Bitcoin "eCommerce" Trick

The Bitcoin eCommerce trick is basically when you accept “crypto” money in an eCommerce store (for real world goods). While the payment you receive will be 100% “crypto”, you are able to exchange the “cost” of goods sold (COGS) out through an exchange, and keep profits as “crypto”.

The goal is to increase any price increases on the underlying “crypto” assets, which should amplify your profits. Obviously, this works the other way around – in that it can also lead to a loss of profits due to a drop in the price of the “crypto” tokens you are paid. However, in general, if you play the game properly – you should be able to increase your winnings quite significantly with this method.

This guide will briefly explain the various points about how this works. To do this means you need to make sure you fully understand what you are doing, and how the process will grow …

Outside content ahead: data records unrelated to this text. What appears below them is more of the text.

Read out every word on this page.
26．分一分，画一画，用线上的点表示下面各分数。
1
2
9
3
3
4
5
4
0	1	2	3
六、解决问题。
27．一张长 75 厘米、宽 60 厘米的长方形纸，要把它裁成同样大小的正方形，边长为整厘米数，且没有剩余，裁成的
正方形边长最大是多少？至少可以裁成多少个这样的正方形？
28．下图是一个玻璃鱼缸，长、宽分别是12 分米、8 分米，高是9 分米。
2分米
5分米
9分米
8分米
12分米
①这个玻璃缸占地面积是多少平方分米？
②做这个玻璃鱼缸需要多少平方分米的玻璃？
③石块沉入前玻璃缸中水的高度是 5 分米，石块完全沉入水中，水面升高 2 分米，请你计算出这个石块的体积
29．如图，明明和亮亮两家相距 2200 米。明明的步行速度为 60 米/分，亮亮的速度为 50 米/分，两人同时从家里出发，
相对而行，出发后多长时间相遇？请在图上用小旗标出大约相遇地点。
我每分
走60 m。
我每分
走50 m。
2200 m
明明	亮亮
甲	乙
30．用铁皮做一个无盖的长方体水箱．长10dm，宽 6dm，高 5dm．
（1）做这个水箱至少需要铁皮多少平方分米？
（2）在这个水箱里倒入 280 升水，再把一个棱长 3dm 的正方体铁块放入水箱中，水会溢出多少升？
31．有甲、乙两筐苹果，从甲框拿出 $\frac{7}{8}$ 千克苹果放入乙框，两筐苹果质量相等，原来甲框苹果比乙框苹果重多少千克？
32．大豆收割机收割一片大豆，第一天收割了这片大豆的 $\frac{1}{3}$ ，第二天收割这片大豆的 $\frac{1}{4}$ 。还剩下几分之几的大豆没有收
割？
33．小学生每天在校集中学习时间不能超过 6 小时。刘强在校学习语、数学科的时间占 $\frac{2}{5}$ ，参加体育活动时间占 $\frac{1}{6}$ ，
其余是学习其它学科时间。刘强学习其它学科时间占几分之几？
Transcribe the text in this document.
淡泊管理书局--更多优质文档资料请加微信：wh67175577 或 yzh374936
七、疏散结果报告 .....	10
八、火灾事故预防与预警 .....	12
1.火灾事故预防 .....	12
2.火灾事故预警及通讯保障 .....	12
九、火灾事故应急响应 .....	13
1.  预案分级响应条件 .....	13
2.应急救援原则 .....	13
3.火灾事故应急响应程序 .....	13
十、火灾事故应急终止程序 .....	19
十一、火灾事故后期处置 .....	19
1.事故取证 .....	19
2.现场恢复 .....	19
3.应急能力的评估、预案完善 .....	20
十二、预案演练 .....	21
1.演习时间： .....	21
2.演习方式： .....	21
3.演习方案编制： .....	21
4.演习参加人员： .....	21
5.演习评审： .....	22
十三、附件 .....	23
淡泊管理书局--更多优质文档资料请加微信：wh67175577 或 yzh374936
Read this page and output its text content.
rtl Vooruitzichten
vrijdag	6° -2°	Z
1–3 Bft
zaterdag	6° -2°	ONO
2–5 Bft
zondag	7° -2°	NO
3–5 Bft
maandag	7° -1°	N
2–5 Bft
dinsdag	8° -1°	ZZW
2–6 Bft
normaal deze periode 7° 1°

First, if you have an eCommerce store, you will need to accept payment.

With the abundance of services online today (including types such as Stripe and PayPal), you have many ways to “receive” payments without the need for a traditional “merchant account”.

One of the newest ways to do this is with a service called BitGo. This is a “bill payment” system for “crypto” tokens. Basically, this allows businesses to accept cryptocurrency for their products or services, allowing users to take full advantage of them like Bitcoin, Ethereum etc. without fear of any security issues (BitGo is very focused on implementing security).

This means that if you get any money through “crypto” tokens, while their price will often be in line with the various “fiat” currencies – they will usually be quite volatile. For this reason, it often happens that many eCommerce store owners simply “exchange” their “crypto” tokens with 100% fiat currency either at the end of the month, or after an order has been received.

The “trick” used by a large number of store owners is to actually keep them EARNINGS in the “crypto” ecosystem. This means they pay for everything else – including their COGS types, storage and administrative costs – while keeping net profit in their exchange accounts.

In doing so, they have nothing to lose (and everything to gain) by letting their holdings soar into BTC price waves and other “crypto” tokens – multiplying their holdings faster than any account saving could sometimes do.